HT: How old is Mauricio Figueiral, and how many people in his family have artistic careers?
MF: I was born in 1984 to a humble family. That’s how many biographies start in our history books, right? Well, I’ve had a very good 30 years of life. I’ve been composing music, playing the guitar and performing before audiences since I was 15 thanks to the highly intense cultural movement that existed in the high school where I studied. The only artist in the family I know of was my paternal grandfather, whom I never met, Donato Figueiral, a cheap and charming man from Galicia, Spain, who came to Cuba in search of fortune and found art instead. He became a film and theater actor. He acted in several films directed by Tomas Gutierrez Alea. He was always given supporting roles because his accent limited his possibilities severely, I am told. He was also one of the founders of the Bertolt Brecht Theater in Havana. Beyond that, I am the only other artist in the family, until I get discovered.
HT: What do you see in your future as a musician?
MF: I feel that I’ve already achieved more than I deserve, thanks to the simple fact of having written songs. I’ve gotten to know other countries, shared the stage, table and part of my life with amazing and practically inaccessible personalities, and received the love of women who are as insultingly beautiful and sublime as the inspiration that embraces me when I play the guitar in the middle of the street.
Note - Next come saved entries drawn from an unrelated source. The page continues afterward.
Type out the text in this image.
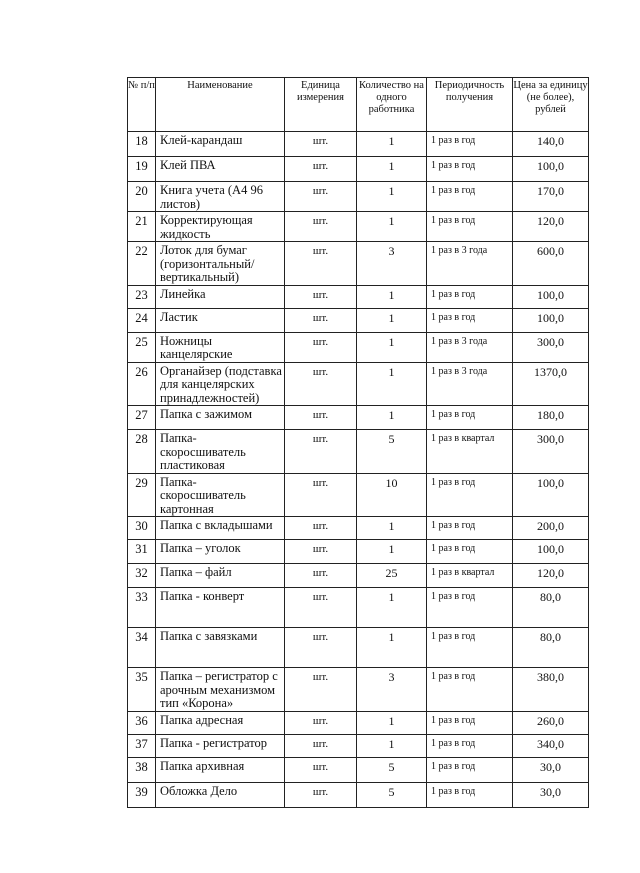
№ п/п	Наименование	Единица измерения	Количество на одного работника	Периодичность получения	Цена за единицу (не более), рублей
18	Клей-карандаш	шт.	1	1 раз в год	140,0
19	Клей ПВА	шт.	1	1 раз в год	100,0
20	Книга учета (А4 96 листов)	шт.	1	1 раз в год	170,0
21	Корректирующая жидкость	шт.	1	1 раз в год	120,0
22	Лоток для бумаг (горизонтальный/ вертикальный)	шт.	3	1 раз в 3 года	600,0
23	Линейка	шт.	1	1 раз в год	100,0
24	Ластик	шт.	1	1 раз в год	100,0
25	Ножницы канцелярские	шт.	1	1 раз в 3 года	300,0
26	Органайзер (подставка для канцелярских принадлежностей)	шт.	1	1 раз в 3 года	1370,0
27	Папка с зажимом	шт.	1	1 раз в год	180,0
28	Папка-скоросшиватель пластиковая	шт.	5	1 раз в квартал	300,0
29	Папка-скоросшиватель картонная	шт.	10	1 раз в год	100,0
30	Папка с вкладышами	шт.	1	1 раз в год	200,0
31	Папка – уголок	шт.	1	1 раз в год	100,0
32	Папка – файл	шт.	25	1 раз в квартал	120,0
33	Папка - конверт	шт.	1	1 раз в год	80,0
34	Папка с завязками	шт.	1	1 раз в год	80,0
35	Папка – регистратор с арочным механизмом тип «Корона»	шт.	3	1 раз в год	380,0
36	Папка адресная	шт.	1	1 раз в год	260,0
37	Папка - регистратор	шт.	1	1 раз в год	340,0
38	Папка архивная	шт.	5	1 раз в год	30,0
39	Обложка Дело	шт.	5	1 раз в год	30,0
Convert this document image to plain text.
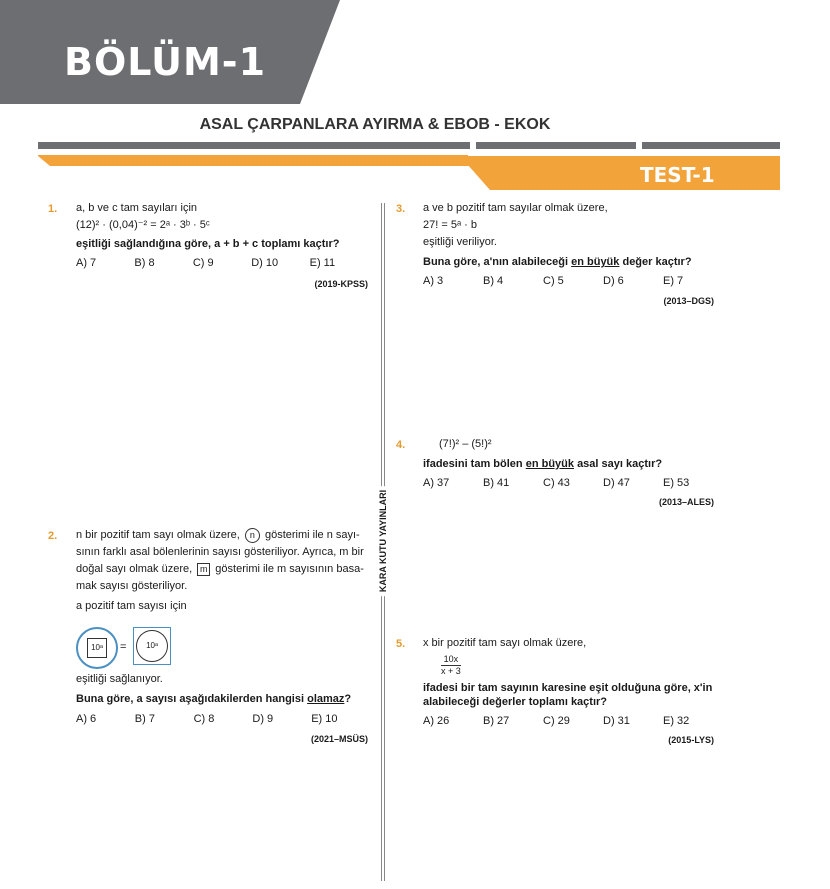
BÖLÜM-1
ASAL ÇARPANLARA AYIRMA & EBOB - EKOK
TEST-1
KARA KUTU YAYINLARI
1. a, b ve c tam sayıları için
(12)² · (0,04)⁻² = 2ᵃ · 3ᵇ · 5ᶜ
eşitliği sağlandığına göre, a + b + c toplamı kaçtır?
A) 7	B) 8	C) 9	D) 10	E) 11
(2019-KPSS)
2. n bir pozitif tam sayı olmak üzere, n gösterimi ile n sayı-
sının farklı asal bölenlerinin sayısı gösteriliyor. Ayrıca, m bir
doğal sayı olmak üzere, m gösterimi ile m sayısının basa-
mak sayısı gösteriliyor.
a pozitif tam sayısı için
10ᵃ	=	10ᵃ
eşitliği sağlanıyor.
Buna göre, a sayısı aşağıdakilerden hangisi olamaz?
A) 6	B) 7	C) 8	D) 9	E) 10
(2021–MSÜS)
3. a ve b pozitif tam sayılar olmak üzere,
27! = 5ᵃ · b
eşitliği veriliyor.
Buna göre, a'nın alabileceği en büyük değer kaçtır?
A) 3	B) 4	C) 5	D) 6	E) 7
(2013–DGS)
4.	(7!)² – (5!)²
ifadesini tam bölen en büyük asal sayı kaçtır?
A) 37	B) 41	C) 43	D) 47	E) 53
(2013–ALES)
5. x bir pozitif tam sayı olmak üzere,
$\frac{10x}{x + 3}$
ifadesi bir tam sayının karesine eşit olduğuna göre, x'in
alabileceği değerler toplamı kaçtır?
A) 26	B) 27	C) 29	D) 31	E) 32
(2015-LYS)
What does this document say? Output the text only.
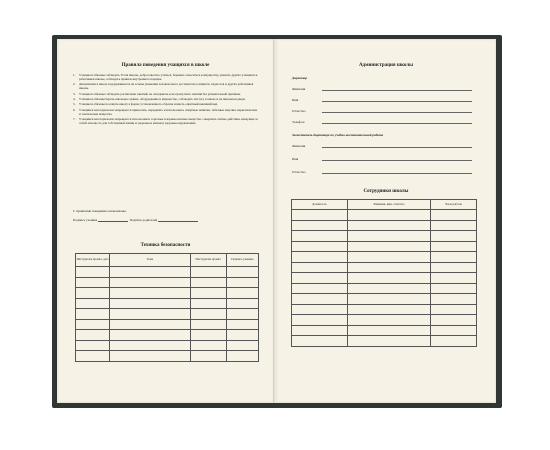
Правила поведения учащихся в школе
1. Учащиеся обязаны соблюдать Устав школы, добросовестно учиться, бережно относиться к имуществу, уважать других учащихся и работников школы, соблюдать правила внутреннего порядка.
2. Дисциплина в школе поддерживается на основе уважения человеческого достоинства учащихся, педагогов и других работников школы.
3. Учащиеся обязаны соблюдать расписание занятий, не опаздывать и не пропускать занятия без уважительной причины.
4. Учащиеся обязаны беречь школьное здание, оборудование и имущество, соблюдать чистоту в школе и на школьном дворе.
5. Учащиеся обязаны посещать школу в форме установленного образца и иметь опрятный внешний вид.
6. Учащимся категорически запрещается приносить, передавать и использовать спиртные напитки, табачные изделия, наркотические и токсические вещества.
7. Учащимся категорически запрещается использовать торговые и взрывоопасные вещества, совершать любые действия, влекущие за собой опасность для собственной жизни и здоровья и жизни и здоровья окружающих.
С правилами поведения ознакомлены.
Подпись ученика	Подпись родителей
Техника безопасности
Инструктаж провёл, дата	Тема	Инструктаж провёл	Подпись ученика

Администрация школы
Директор
Фамилия
Имя
Отчество
Телефон
Заместитель директора по учебно-воспитательной работе
Фамилия
Имя
Отчество
Сотрудники школы
Должность	Фамилия, имя, отчество	Часы работы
I am not only what I am, I am also what I sing. I am constantly struggling with myself not to feel that this is a job, that it is a passion I must learn to nurture so that it will yield fruits of joy and peace for the rest of my life.
Seems like a level headed guy who’s expressing he’s gratitude being able to perform and delight. Nice to see this anywhere and especially more hope for the future generation growing up in Cuba.